In 1974, Charig wrote and presented a 10-part BBC television series on the study of vertebrate fossils, Before the Ark, and wrote an accompanying book. His second semi-popular book, A New Look at Dinosaurs (1979), was an even greater success and was translated into several languages.

Born in 1927, Alan Charig was educated at Haberdashers' Aske's School in Hampstead and at Emmanuel College, Cambridge. In the midst of his undergraduate study, he was called up to do National Service in the Royal Armoured Corps. After learning to drive a tank, he volunteered to learn Russian, and became an interpreter in the British Army of Occupation in Germany.

After returning to Cambridge and completing his Natural Sciences degree, he became one of the first research students of Rex Parrington FRS at Cambridge. Parrington had collected fossil reptiles in East Africa in the 1930s, and Charig was given the task of studying some early ancestors of the dinosaurs.

When he joined the staff of what is now the Natural History Museum in 1957, he was at first given a post in invertebrate fossils and wrote a paper on a fossil mollusc from Fiji, but he was later (in 1961) transferred to the Department of Vertebrate Palaeontology when a post became vacant there.

This position suited his interest and character very well. His research duties allowed him to study the museum's historic collection of dinosaur fossils. As a zoologist rather than a geologist, he tried to interpret the structural differences between the major groups of dinosaur in functional terms. His interpretation of their differing solutions to the problems of efficiently carrying and moving their great weight remains a major contribution to this field. He was a meticulous worker; his research papers were always clearly expressed, with the structure of argument plainly laid out, and facts clearly distinguished from interpretation.

But his work on dinosaurs at the museum also brought him into contact with the public, which gave him the opportunity to use his ability to explain science clearly in simple terms. He was an excellent and entertaining lecturer, in demand at schools and undergraduate societies, and he gave freely of his time and energy. He was gregarious and garrulous, a strong supporter of such scientific dining groups as the Tetrapods Club, with a fund of stories.

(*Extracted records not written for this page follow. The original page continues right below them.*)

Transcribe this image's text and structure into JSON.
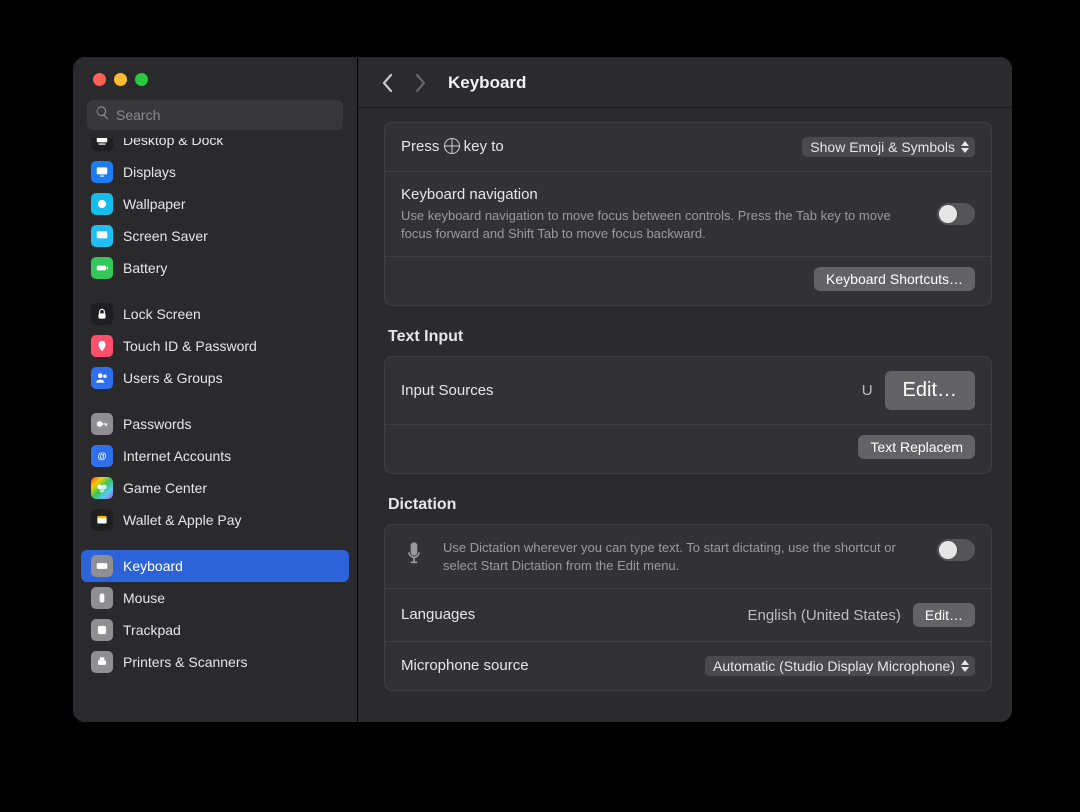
{
  "window": {
    "title": "Keyboard"
  },
  "search": {
    "placeholder": "Search"
  },
  "sidebar": {
    "items": [
      {
        "id": "desktop-dock",
        "label": "Desktop & Dock",
        "icon": "dock",
        "cutoff": true
      },
      {
        "id": "displays",
        "label": "Displays",
        "icon": "disp"
      },
      {
        "id": "wallpaper",
        "label": "Wallpaper",
        "icon": "wall"
      },
      {
        "id": "screensaver",
        "label": "Screen Saver",
        "icon": "ss"
      },
      {
        "id": "battery",
        "label": "Battery",
        "icon": "batt"
      },
      {
        "spacer": true
      },
      {
        "id": "lockscreen",
        "label": "Lock Screen",
        "icon": "lock"
      },
      {
        "id": "touchid",
        "label": "Touch ID & Password",
        "icon": "touch"
      },
      {
        "id": "users",
        "label": "Users & Groups",
        "icon": "users"
      },
      {
        "spacer": true
      },
      {
        "id": "passwords",
        "label": "Passwords",
        "icon": "pass"
      },
      {
        "id": "internet-accounts",
        "label": "Internet Accounts",
        "icon": "netacc"
      },
      {
        "id": "gamecenter",
        "label": "Game Center",
        "icon": "gc"
      },
      {
        "id": "wallet",
        "label": "Wallet & Apple Pay",
        "icon": "wallet"
      },
      {
        "spacer": true
      },
      {
        "id": "keyboard",
        "label": "Keyboard",
        "icon": "kbd",
        "selected": true
      },
      {
        "id": "mouse",
        "label": "Mouse",
        "icon": "mouse"
      },
      {
        "id": "trackpad",
        "label": "Trackpad",
        "icon": "track"
      },
      {
        "id": "printers",
        "label": "Printers & Scanners",
        "icon": "print"
      }
    ]
  },
  "main": {
    "press_globe": {
      "label_prefix": "Press ",
      "label_suffix": " key to",
      "value": "Show Emoji & Symbols"
    },
    "kbnav": {
      "label": "Keyboard navigation",
      "desc": "Use keyboard navigation to move focus between controls. Press the Tab key to move focus forward and Shift Tab to move focus backward."
    },
    "shortcuts_btn": "Keyboard Shortcuts…",
    "text_input": {
      "heading": "Text Input",
      "input_sources_label": "Input Sources",
      "input_sources_value": "U",
      "edit_btn": "Edit…",
      "text_repl_btn": "Text Replacem"
    },
    "dictation": {
      "heading": "Dictation",
      "desc": "Use Dictation wherever you can type text. To start dictating, use the shortcut or select Start Dictation from the Edit menu.",
      "lang_label": "Languages",
      "lang_value": "English (United States)",
      "lang_edit": "Edit…",
      "mic_label": "Microphone source",
      "mic_value": "Automatic (Studio Display Microphone)"
    }
  }
}
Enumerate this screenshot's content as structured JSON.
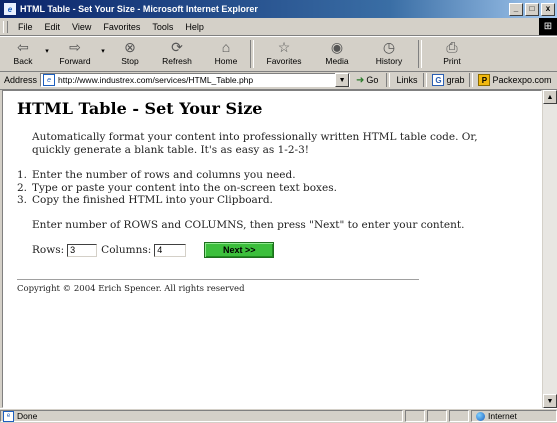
{
  "window": {
    "title": "HTML Table - Set Your Size - Microsoft Internet Explorer",
    "controls": {
      "minimize": "_",
      "maximize": "□",
      "close": "x"
    }
  },
  "menu": [
    "File",
    "Edit",
    "View",
    "Favorites",
    "Tools",
    "Help"
  ],
  "toolbar": {
    "back": "Back",
    "forward": "Forward",
    "stop": "Stop",
    "refresh": "Refresh",
    "home": "Home",
    "favorites": "Favorites",
    "media": "Media",
    "history": "History",
    "print": "Print"
  },
  "address": {
    "label": "Address",
    "url": "http://www.industrex.com/services/HTML_Table.php",
    "go": "Go",
    "links_label": "Links",
    "links": [
      {
        "icon": "G",
        "label": "grab"
      },
      {
        "icon": "P",
        "label": "Packexpo.com"
      }
    ]
  },
  "page": {
    "heading": "HTML Table - Set Your Size",
    "intro": "Automatically format your content into professionally written HTML table code. Or, quickly generate a blank table. It's as easy as 1-2-3!",
    "steps": [
      {
        "num": "1.",
        "text": "Enter the number of rows and columns you need."
      },
      {
        "num": "2.",
        "text": "Type or paste your content into the on-screen text boxes."
      },
      {
        "num": "3.",
        "text": "Copy the finished HTML into your Clipboard."
      }
    ],
    "instructions": "Enter number of ROWS and COLUMNS, then press \"Next\" to enter your content.",
    "form": {
      "rows_label": "Rows:",
      "rows_value": "3",
      "columns_label": "Columns:",
      "columns_value": "4",
      "next_label": "Next >>",
      "next_color": "#3cbf3c"
    },
    "copyright": "Copyright © 2004 Erich Spencer. All rights reserved"
  },
  "status": {
    "text": "Done",
    "zone": "Internet"
  }
}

Alan Charig relished controversy. He enjoyed disentangling the various components of a scientific theory, and argued his case robustly but always fairly. This, was most clearly seen in the 1980s, when he sprang to the defence of one of the museum's most treasured fossils - the beautiful skeleton of the earliest known bird, Archaeopteryx, complete with clear impressions of feathers and wings. A new theory of the origin of life, propounded by the astronomer Fred Hoyle, required that this fossil had to be a forgery. Charig and his colleagues comprehensively demolished this suggestion - though he strongly resented the waste of scholarly time involved in this debate, which gained much media attention.

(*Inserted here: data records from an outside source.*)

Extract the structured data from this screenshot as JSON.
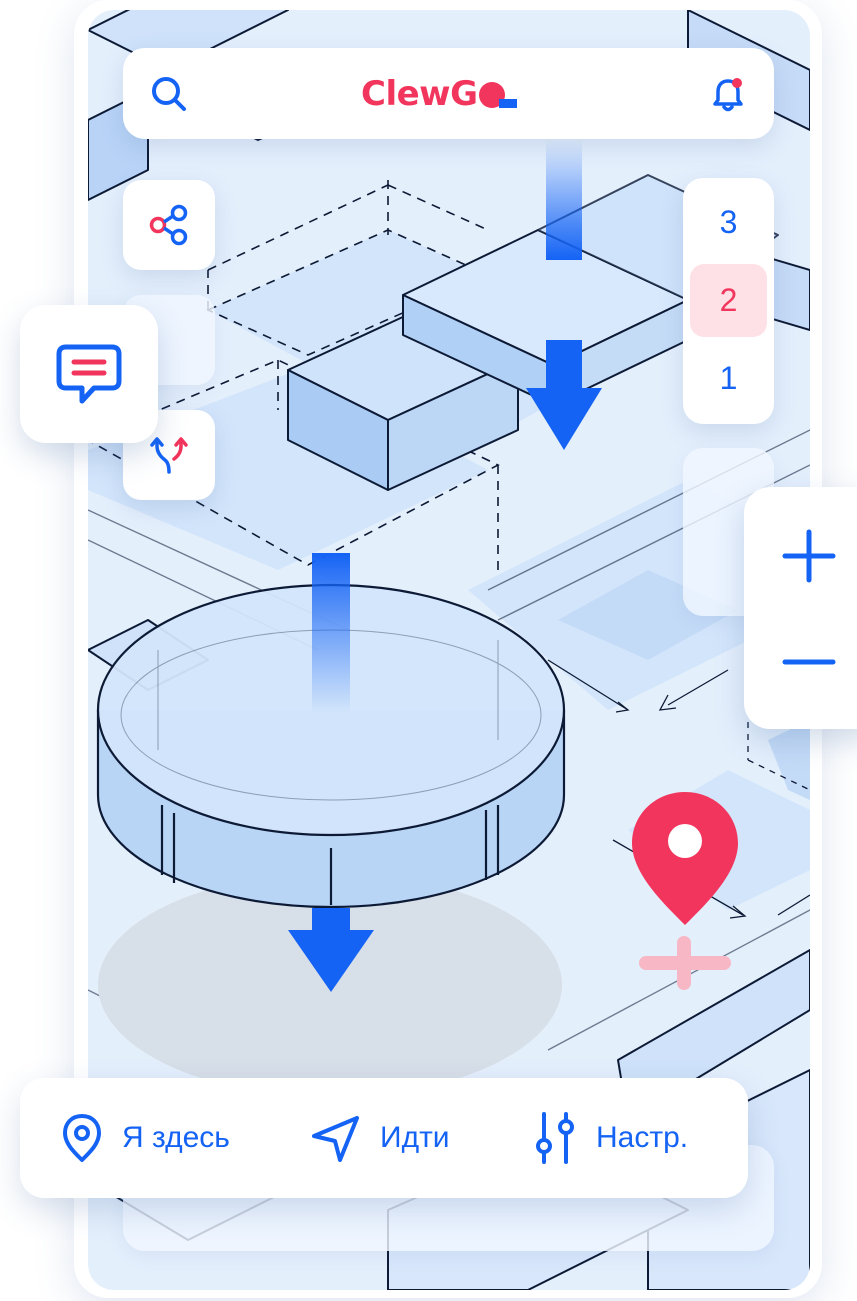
{
  "brand": {
    "logo_text": "ClewG",
    "logo_colors": {
      "text": "#f2355c",
      "accent": "#1463f5"
    }
  },
  "colors": {
    "primary": "#1463f5",
    "accent": "#f2355c",
    "map_bg": "#e4effc",
    "active_floor_bg": "#fde1e6"
  },
  "header": {
    "search_icon": "search-icon",
    "notification_icon": "bell-icon",
    "has_unread_notification": true
  },
  "side_actions": [
    {
      "id": "share",
      "icon": "share-icon"
    },
    {
      "id": "chat",
      "icon": "chat-icon"
    },
    {
      "id": "route",
      "icon": "route-split-icon"
    }
  ],
  "floors": {
    "items": [
      "3",
      "2",
      "1"
    ],
    "selected": "2"
  },
  "zoom": {
    "in_icon": "plus-icon",
    "out_icon": "minus-icon"
  },
  "map": {
    "marker_icon": "location-pin-icon",
    "secondary_marker_icon": "plus-icon"
  },
  "bottom_nav": [
    {
      "id": "here",
      "icon": "location-icon",
      "label": "Я здесь"
    },
    {
      "id": "go",
      "icon": "navigation-arrow-icon",
      "label": "Идти"
    },
    {
      "id": "settings",
      "icon": "sliders-icon",
      "label": "Настр."
    }
  ]
}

He was not one of those museum workers who merely study the fossils that others have laboriously collected in the field. He was a member of the four-month-long expedition with members of London University that went to Zambia and Tanzania in 1963 and which collected over five tons of material. He also collected in Lesotho in 1966-67 (when the expedition found the oldest articulated skeleton of a mammal), in Queensland (1978), and China (1982), and visited many fossil sites in Argentina in 1995.

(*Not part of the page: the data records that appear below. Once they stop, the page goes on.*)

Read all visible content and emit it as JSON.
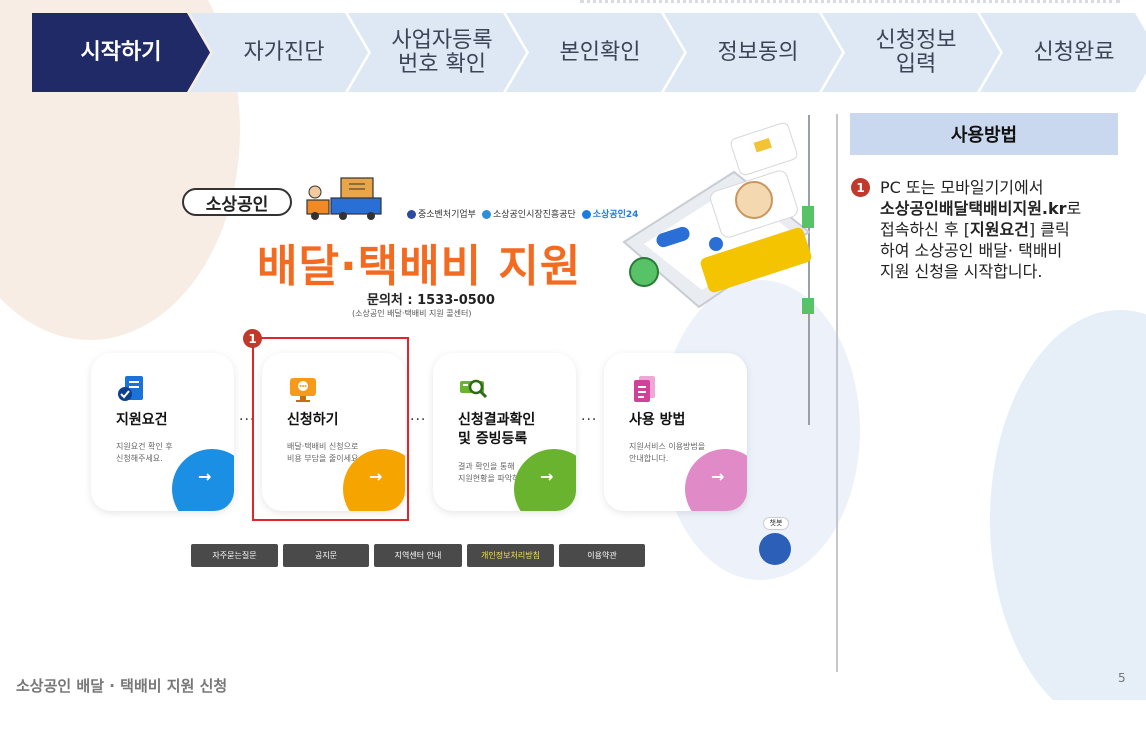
{
  "steps": [
    {
      "label": "시작하기",
      "active": true
    },
    {
      "label": "자가진단",
      "active": false
    },
    {
      "label": "사업자등록\n번호 확인",
      "active": false
    },
    {
      "label": "본인확인",
      "active": false
    },
    {
      "label": "정보동의",
      "active": false
    },
    {
      "label": "신청정보\n입력",
      "active": false
    },
    {
      "label": "신청완료",
      "active": false
    }
  ],
  "screenshot": {
    "logo": "소상공인",
    "orgs": [
      "중소벤처기업부",
      "소상공인시장진흥공단",
      "소상공인24"
    ],
    "headline": "배달·택배비 지원",
    "contact": "문의처 : 1533-0500",
    "contact_sub": "(소상공인 배달·택배비 지원 콜센터)",
    "cards": [
      {
        "title": "지원요건",
        "desc": "지원요건 확인 후\n신청해주세요.",
        "color": "#1a8fe3"
      },
      {
        "title": "신청하기",
        "desc": "배달·택배비 신청으로\n비용 부담을 줄이세요.",
        "color": "#f5a400"
      },
      {
        "title": "신청결과확인\n및 증빙등록",
        "desc": "결과 확인을 통해\n지원현황을 파악하세요.",
        "color": "#6ab32e"
      },
      {
        "title": "사용 방법",
        "desc": "지원서비스 이용방법을\n안내합니다.",
        "color": "#e08ac8"
      }
    ],
    "badge": "1",
    "bottom_buttons": [
      "자주묻는질문",
      "공지문",
      "지역센터 안내",
      "개인정보처리방침",
      "이용약관"
    ],
    "chatbot_label": "챗봇"
  },
  "usage": {
    "heading": "사용방법",
    "step_num": "1",
    "text_line1": "PC 또는 모바일기기에서",
    "url": "소상공인배달택배비지원.kr",
    "text_ro": "로",
    "text_line3a": "접속하신 후 [",
    "link_label": "지원요건",
    "text_line3b": "] 클릭",
    "text_line4": "하여 소상공인 배달· 택배비",
    "text_line5": "지원 신청을 시작합니다."
  },
  "footer": {
    "title": "소상공인 배달 · 택배비 지원 신청",
    "page": "5"
  }
}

Though Charig retired in 1987, he continued to carry out research at the museum, especially on the very unusual dinosaur Baryonyx, which had been discovered in a brick-pit in Surrey by an amateur collector in 1983. This research, carried out jointly with his successor, Angela Milner, was published this summer. It is a fitting memorial to a man who gave generously of his abilities, both within the world of science and in explaining his subject to a wider audience.

Barry Cox

Alan Jack Charig, palaeontologist: born London I July 1927; Scientific Officer, Invertebrate Palaeontology, British Museum (Natural History) 1957-61, Curator of Fossil Amphibians, Reptiles and Birds 1961-87, Principal Scientific Officer 1964-87; married 1955 Marianne Jacoby (died 1987; two sons, one daughter); died London 15 July 1997.